I started to walk. I’d been walking for about ten minutes when I heard a car start up. Red taillights. Someone was backing out of a parking place. I ran toward the car and stood in the street in front of it, waving my arms. The car stopped. The driver rolled down his window.

“Mi trovo in difficoltà,”
I said, and that was enough.

The driver was a young guy, about twenty-five. I didn’t notice his girlfriend till she opened her door and got into the
backseat. I tried to protest, but she just laughed and motioned me into the front seat. Neither one of them spoke English, but that was all right. I didn’t really want to explain what I’d done.

“Stazione,”
I said. “Hotel Mona Lisa.”

My fear was completely gone by now and I was trying to concentrate on my anger. I wanted to have a showdown with my aunt, but it was hard to hang on to my anger with this cheerful couple talking at me in Italian, asking questions I couldn’t really understand, though I did manage to convey the basic information: I’d come to Florence with my aunt, got on the wrong bus. I didn’t try to explain Severino or the gasket company in Sesto Fiorentino.

I walked back to the hotel from the station. I knew the way. It was the last time I’d be walking this way, but I didn’t make any special effort to memorize the route. I didn’t need to. It was already imprinted on my brain.

Severino was at the hotel. Surprise. Duh! I could see that the bed had been unmade and then loosely made up again, and suddenly everything became clear. No wonder my aunt never got back from Sesto till six o’clock; no wonder she always needed to take a nap when she did get back.

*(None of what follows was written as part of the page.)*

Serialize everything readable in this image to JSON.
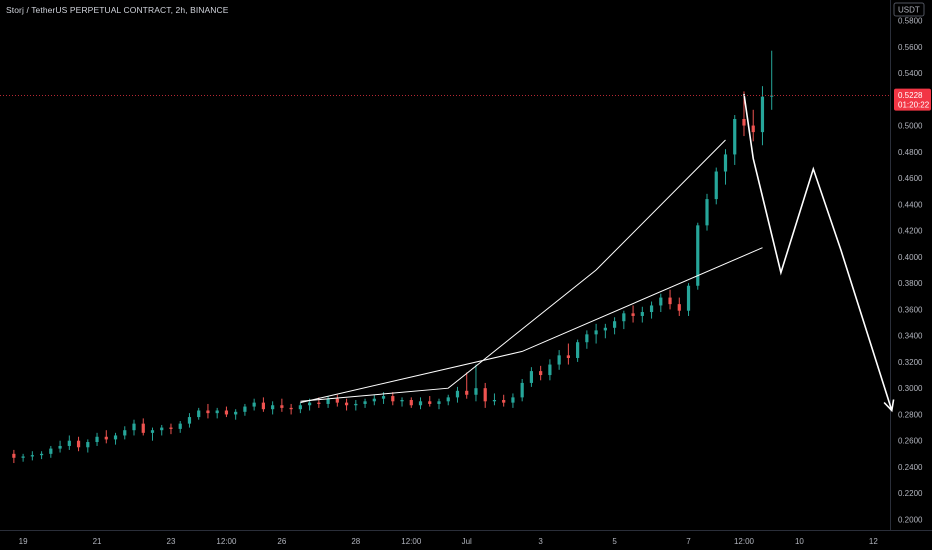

The evaluation: What did you think was happening? What did other people think was happening? Were there any misunderstandings? Did you discuss your responses to what had happened?

What did
I
think was happening? What I was thinking was that it was about as awkward a moment as there could be. I was thinking that Severino had been humping my aunt—not
dry humping her either—and I was thinking that my aunt was afraid. Afraid of me, afraid that she’d broken something that couldn’t be mended. I could see pleading in her eyes, and I realize now that my response at that moment would determine not only our relationship in the future, but also the kind of person I was going to become. It was like having a good angel on one shoulder and an evil angel on the other. The evil angel was telling me to wrap a wet leather strap around my aunt’s head and wait for it to dry and tighten up and crush her skull. The good angel was telling me that I’d been a fool all along, from the moment I first saw Severino in the lobby of the Hotel Mona Lisa. The good angel was telling me to keep my mouth shut.